Cukup. Kata yang gampang disebut. Tapi sulit dikerjakan.
Ketika bilang "cukup", berapa banyak orang yang buru-buru membantahnya. Katanya, manusia tidak akan pernah ada cukupnya. Karena cukup, hanya dilihat dari material, dari fisiknya. Maka wajar, banyak manusia lebih senang berbantah-bantahan tentang "cukup".
Jadi cukup itu seperti apa?
Cukup ya cukup. Tidak lebih dan tidak kurang. Serba cukup dan selalu bersyukur atas apa yang dimiliki, atas apa yang dipunya. Cukup tidak tidak berlebihan tidak berkekurangan. Contohnya, gaji cukup, rezeki cukup, makanan cukup. Bahkan perasaan pun cukup, pikiran yang cukup. Bolehlah cukup disebut "seimbang".
Lalu, kenapa ada orang yang merasa tidak cukup?
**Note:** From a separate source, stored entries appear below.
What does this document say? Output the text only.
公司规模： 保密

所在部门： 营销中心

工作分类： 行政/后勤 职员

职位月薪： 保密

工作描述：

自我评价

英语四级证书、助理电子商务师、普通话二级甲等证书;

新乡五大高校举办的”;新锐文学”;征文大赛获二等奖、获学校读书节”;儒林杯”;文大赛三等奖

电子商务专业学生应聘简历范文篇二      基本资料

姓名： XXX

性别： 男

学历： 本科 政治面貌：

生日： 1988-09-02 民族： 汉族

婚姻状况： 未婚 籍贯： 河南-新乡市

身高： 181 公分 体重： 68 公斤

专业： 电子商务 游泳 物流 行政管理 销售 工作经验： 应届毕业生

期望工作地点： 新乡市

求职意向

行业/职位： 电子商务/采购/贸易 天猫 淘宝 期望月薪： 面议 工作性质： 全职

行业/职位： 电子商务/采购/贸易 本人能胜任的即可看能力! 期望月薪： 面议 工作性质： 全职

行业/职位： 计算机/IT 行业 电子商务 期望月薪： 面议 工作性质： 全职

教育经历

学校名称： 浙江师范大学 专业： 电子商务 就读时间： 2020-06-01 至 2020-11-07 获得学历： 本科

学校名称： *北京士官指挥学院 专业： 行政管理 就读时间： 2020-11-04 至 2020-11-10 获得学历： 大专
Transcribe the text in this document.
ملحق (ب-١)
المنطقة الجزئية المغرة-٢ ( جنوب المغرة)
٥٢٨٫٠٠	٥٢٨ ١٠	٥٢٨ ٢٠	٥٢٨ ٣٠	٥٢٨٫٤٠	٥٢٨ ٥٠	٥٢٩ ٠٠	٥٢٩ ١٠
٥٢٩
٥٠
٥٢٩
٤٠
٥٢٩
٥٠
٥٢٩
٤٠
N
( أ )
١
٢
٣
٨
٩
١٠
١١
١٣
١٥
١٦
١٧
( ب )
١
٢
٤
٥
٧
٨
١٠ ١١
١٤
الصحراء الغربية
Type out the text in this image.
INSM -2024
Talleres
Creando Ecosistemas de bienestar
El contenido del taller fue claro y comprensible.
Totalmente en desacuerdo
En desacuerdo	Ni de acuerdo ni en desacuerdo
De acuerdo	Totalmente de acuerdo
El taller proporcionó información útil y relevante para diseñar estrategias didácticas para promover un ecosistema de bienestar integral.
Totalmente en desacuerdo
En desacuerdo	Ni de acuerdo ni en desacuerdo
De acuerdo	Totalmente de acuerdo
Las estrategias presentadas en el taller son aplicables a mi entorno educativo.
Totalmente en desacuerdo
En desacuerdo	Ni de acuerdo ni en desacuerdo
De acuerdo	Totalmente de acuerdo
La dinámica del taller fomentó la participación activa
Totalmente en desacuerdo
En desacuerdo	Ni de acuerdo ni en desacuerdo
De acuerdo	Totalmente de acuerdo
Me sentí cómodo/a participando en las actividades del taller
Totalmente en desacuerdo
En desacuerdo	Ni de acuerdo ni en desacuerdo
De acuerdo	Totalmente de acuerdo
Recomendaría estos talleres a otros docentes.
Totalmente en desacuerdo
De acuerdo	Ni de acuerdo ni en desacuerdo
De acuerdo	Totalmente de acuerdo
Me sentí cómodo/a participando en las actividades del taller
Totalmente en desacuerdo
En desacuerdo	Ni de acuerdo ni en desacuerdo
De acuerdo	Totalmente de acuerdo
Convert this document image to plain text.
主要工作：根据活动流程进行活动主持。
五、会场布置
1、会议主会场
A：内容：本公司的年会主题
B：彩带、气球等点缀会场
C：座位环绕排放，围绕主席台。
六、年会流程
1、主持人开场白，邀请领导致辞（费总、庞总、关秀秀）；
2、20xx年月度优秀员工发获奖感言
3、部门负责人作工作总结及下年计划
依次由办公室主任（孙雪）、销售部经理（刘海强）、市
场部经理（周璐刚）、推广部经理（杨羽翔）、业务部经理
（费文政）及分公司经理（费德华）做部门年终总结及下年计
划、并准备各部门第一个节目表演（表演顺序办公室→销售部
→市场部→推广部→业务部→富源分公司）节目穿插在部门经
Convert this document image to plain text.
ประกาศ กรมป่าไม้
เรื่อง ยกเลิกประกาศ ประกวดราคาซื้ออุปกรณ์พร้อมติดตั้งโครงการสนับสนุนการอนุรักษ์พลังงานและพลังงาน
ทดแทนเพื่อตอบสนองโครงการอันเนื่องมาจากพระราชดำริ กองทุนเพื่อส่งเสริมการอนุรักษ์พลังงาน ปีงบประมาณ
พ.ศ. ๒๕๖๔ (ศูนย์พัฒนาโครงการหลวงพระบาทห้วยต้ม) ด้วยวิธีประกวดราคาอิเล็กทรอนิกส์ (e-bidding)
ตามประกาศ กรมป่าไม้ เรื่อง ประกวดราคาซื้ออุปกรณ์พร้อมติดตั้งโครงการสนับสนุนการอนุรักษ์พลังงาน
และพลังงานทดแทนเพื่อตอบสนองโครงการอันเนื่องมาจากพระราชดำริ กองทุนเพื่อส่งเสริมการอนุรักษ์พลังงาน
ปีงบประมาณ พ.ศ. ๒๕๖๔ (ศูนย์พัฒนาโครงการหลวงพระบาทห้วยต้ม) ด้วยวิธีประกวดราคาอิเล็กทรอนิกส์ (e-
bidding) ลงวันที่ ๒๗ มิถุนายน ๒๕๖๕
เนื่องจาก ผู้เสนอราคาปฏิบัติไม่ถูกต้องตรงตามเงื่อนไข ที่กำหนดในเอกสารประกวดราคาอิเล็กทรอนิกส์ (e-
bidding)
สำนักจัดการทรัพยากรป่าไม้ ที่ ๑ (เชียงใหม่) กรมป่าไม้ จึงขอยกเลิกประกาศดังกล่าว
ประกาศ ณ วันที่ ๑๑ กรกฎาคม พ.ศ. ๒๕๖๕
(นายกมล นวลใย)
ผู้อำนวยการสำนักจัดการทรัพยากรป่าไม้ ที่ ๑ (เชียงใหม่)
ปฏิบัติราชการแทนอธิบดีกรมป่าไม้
Mungkin sudah zamannya. Saling berebut menyebut kurang cukup atau tidak cukup. Tapi tentu tidak ada keadaan tidak cukup yang tanpa sebab. Karena sejatinya, tidak cukup itu hanya bisa terjadi pada mereka yang lupa bersyukur. Mereka yang gandrung pada gaya hidup dan nafsu konsumeris. Makin tidak cukup lagi bila hanya membandingkannya dengan orang lain. Hingga lupa, bahwa apa yang sudah dimilikinya bukan hanya cukup. Tapi pantas dan sesuai dengan porsi-Nya. Itu saja, sederhana kan.
Jadi cukup itu harusnya soal hati Nurani, soal pikiran. Sama sekali bukan material apalagi perasaan. Cukup atau belum cukup itu soal hati. Siapapun, ketika merasa "tidak cukup" maka nikmat sebesar apapun akan kurang. Tapi sebaliknya, saat merasa "sudah cukup" maka itulah hak yang pantas untuk disyukuri. Tapi jangan pula merasa "lebih dari cukup" bila akhirnya jadi jumawa, apalagi angkuh dan takabur.
Maka tidak ada pilihan lain. Katakanlah "sudah cukup". Apapun, dan dalam keadaan apapun. Karena cukup adalah hal yang paling pantas dimiliki saat ini, untuk siapapun. Tanpa perlu membandingkan, tanpa perlu lebih banyak melihat ke atas.
Jadilah manusia yang cukup. Seperti kata Pak Sindhunata, "Manusia itu harus rumongso karo ragane - tahu diri dengan raganya. Karena merasa besar itu salah, merasa kecil itu keliru. Yang baik itu sedhengan (cukupan). Maka cukup itulah yang pas di hati. Pas, artinya tidak kelebeihan dan tidak kekurangan.
Selain soal hati, cukup pun perilaku. Karena cukup itu keadaan. Yang hanya bisa dirasakan dengan hati dan tercermin dalam perbuatan. Bukan semata-mata atas akal atau ego. Cukup atau tidak cukup itu dari hati.